As a clinician with a practice dedicated to patients with fibromyalgia and related disorders, it is heartening to read about the advances in the research and clinical care of fibromyalgia over the past 2 decades and to see that information published in a widely read journal such as CMAJ.1 I support many of the recommendations in the 2012 Canadian guidelines,2 including the need to increase the capacity of primary care physicians to make an accurate diagnosis and initiate management of fibromyalgia, referring patients to specialists only if further expertise is required. I also agree that patients should be encouraged to take an active role in their own management and to engage in multimodal treatment.3 I would like to highlight 3 concerns with the new Canadian guidelines2 and their summary in CMAJ.1
First, the article1 does not clearly state that although fibromyalgia and major depression can be comorbid, they are not the same condition and they do not respond to the same treatments. The authors show that selective serotonin reuptake inhibitors are ineffective in fibromyalgia. In contrast, these drugs are among the drugs of choice for depression.4 The effects of duloxetine on fibromyalgia appears to be independent of depression status or antidepressant effects,5 suggesting that pain and mood pathways are different.
Second, despite citing research that shows that the evidence for exercise effects in fibromyalgia is neither convincing nor sustained, the authors recommend exercise for all patients. Exercise is an important component of treatment, but it is not possible without exacerbating pain and other symptoms for some severely affected individuals. Many patients have told me that their family doctor has told them to “exercise” but has not provided any guidance as to how to do it safely or effectively.
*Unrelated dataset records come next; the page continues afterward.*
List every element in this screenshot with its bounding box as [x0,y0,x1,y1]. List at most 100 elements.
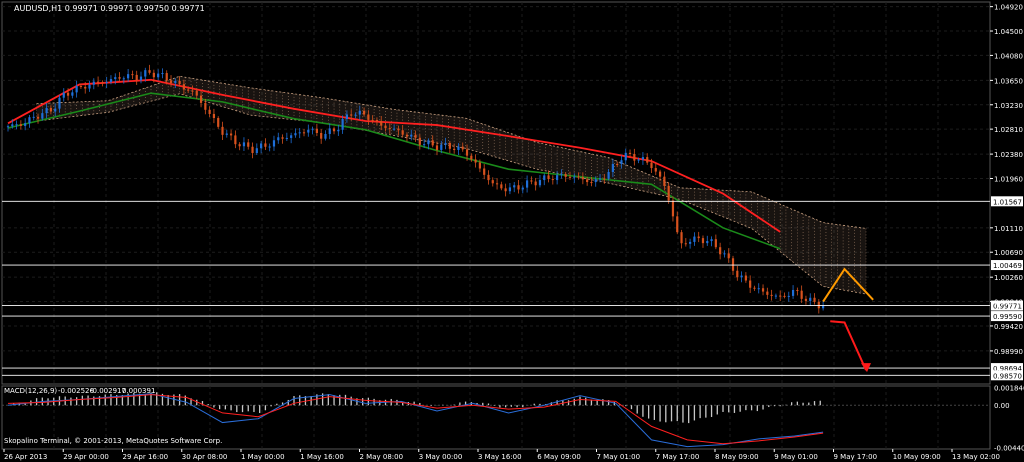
candle-body [380,121,383,126]
ichimoku-cloud [36,75,867,295]
candle-body [774,295,778,297]
candle-body [24,123,27,126]
candle-body [405,134,409,137]
candle-body [139,76,143,81]
candle-body [182,84,185,90]
candle-body [684,243,687,245]
candle-body [401,130,404,135]
level-price-label: 0.99590 [993,313,1022,321]
candle-body [277,137,280,141]
candle-body [495,183,499,185]
level-price-label: 0.98570 [993,372,1022,380]
candle-body [598,178,602,180]
candle-body [311,128,314,130]
price-tick-label: 1.02810 [994,126,1023,134]
candle-body [371,119,374,121]
red-forecast-line [830,320,867,371]
candle-body [671,200,675,217]
candle-body [530,180,533,182]
candle-body [229,133,233,136]
candle-body [573,176,576,178]
macd-header-value-2: -0.002917 [90,387,126,395]
candle-body [723,253,726,255]
candle-body [328,128,331,134]
candle-body [358,110,361,115]
candle-body [285,137,288,139]
candle-body [744,275,747,281]
candle-body [66,92,70,96]
candle-body [508,187,512,192]
level-price-box [991,196,1023,207]
macd-header-value-3: 0.000391 [122,387,155,395]
macd-tick-label: -0.004405 [994,445,1024,453]
price-chart-frame [1,1,991,385]
candle-body [796,289,799,291]
horizontal-levels[interactable]: 1.01567 1.00469 0.99771 0.99590 0.986940.985… [2,196,1023,381]
candle-body [264,143,267,147]
candle-body [118,77,121,79]
candle-body [710,239,713,242]
candle-body [560,174,563,176]
price-tick-label: 1.04500 [994,28,1023,36]
price-tick-label: 1.02380 [994,151,1023,159]
moving-average-lines [7,78,781,250]
candle-body [135,74,138,81]
level-price-box [991,300,1023,311]
candle-body [105,81,108,83]
candle-body [11,124,14,127]
candle-body [654,168,657,172]
candle-body [350,114,353,116]
candle-body [706,241,709,244]
candle-body [15,124,18,126]
time-tick-label: 7 May 17:00 [656,453,700,461]
candle-body [701,238,705,244]
candle-body [418,137,421,145]
candle-body [822,305,825,309]
candle-body [474,159,477,163]
candle-body [766,291,769,295]
candle-body [556,175,559,181]
candle-body [187,89,190,91]
candle-body [174,80,177,84]
candle-body [435,145,439,150]
candle-body [332,128,336,132]
candle-body [294,133,297,136]
price-tick-label: 1.00260 [994,274,1023,282]
candle-body [410,134,413,137]
candle-body [689,241,692,244]
symbol-title: AUDUSD,H1 0.99971 0.99971 0.99750 0.9977… [14,4,205,13]
candle-body [341,118,344,130]
price-tick-label: 1.04080 [994,52,1023,60]
macd-frame [1,385,991,450]
level-price-label: 0.98694 [993,365,1022,373]
candle-body [740,275,743,278]
candle-body [161,73,164,75]
candle-body [337,129,340,132]
time-tick-label: 26 Apr 2013 [4,453,47,461]
candle-body [384,125,387,129]
candle-body [302,132,306,134]
candle-body [101,82,104,84]
candle-body [388,128,391,130]
ma-fast-line [7,78,781,233]
time-axis: 26 Apr 2013 29 Apr 00:00 29 Apr 16:00 30 Ap… [3,449,1000,461]
candle-body [749,280,752,288]
candle-body [658,171,662,177]
candle-body [281,137,284,139]
candle-body [444,142,447,145]
time-tick-label: 3 May 00:00 [419,453,463,461]
macd-tick-label: 0.001846 [994,384,1024,392]
candle-body [157,73,160,78]
candle-body [397,128,400,131]
level-price-box [991,363,1023,374]
candle-body [637,159,640,161]
candle-body [440,144,443,150]
candle-body [551,179,554,181]
candle-body [208,109,211,114]
candle-body [251,146,254,154]
candle-body [191,90,194,92]
macd-signal-line [7,394,824,445]
cloud-upper-line [36,75,867,229]
candle-body [36,116,40,119]
candle-body [577,176,580,178]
I suggest starting at a modest intensity (e.g., 65% of age-adjusted maximum heart rate) and increasing slowly by 10% per month, as tolerated and sustained.6 In my experience, forced graded exercise, irrespective of symptom exacerbation, is not effective.
Third, one of the most perplexing issues in fibromyalgia is how to reconcile the healthy appearance of many patients with their subjective disability levels. However, the absence of objective markers for a condition is not the fault of the patient and they should not be disbelieved or penalized because of it. Physicians have the responsibility to support the needs (disability and otherwise) of patients with poorly understood conditions with the same professional ethic they have for patients with better understood conditions.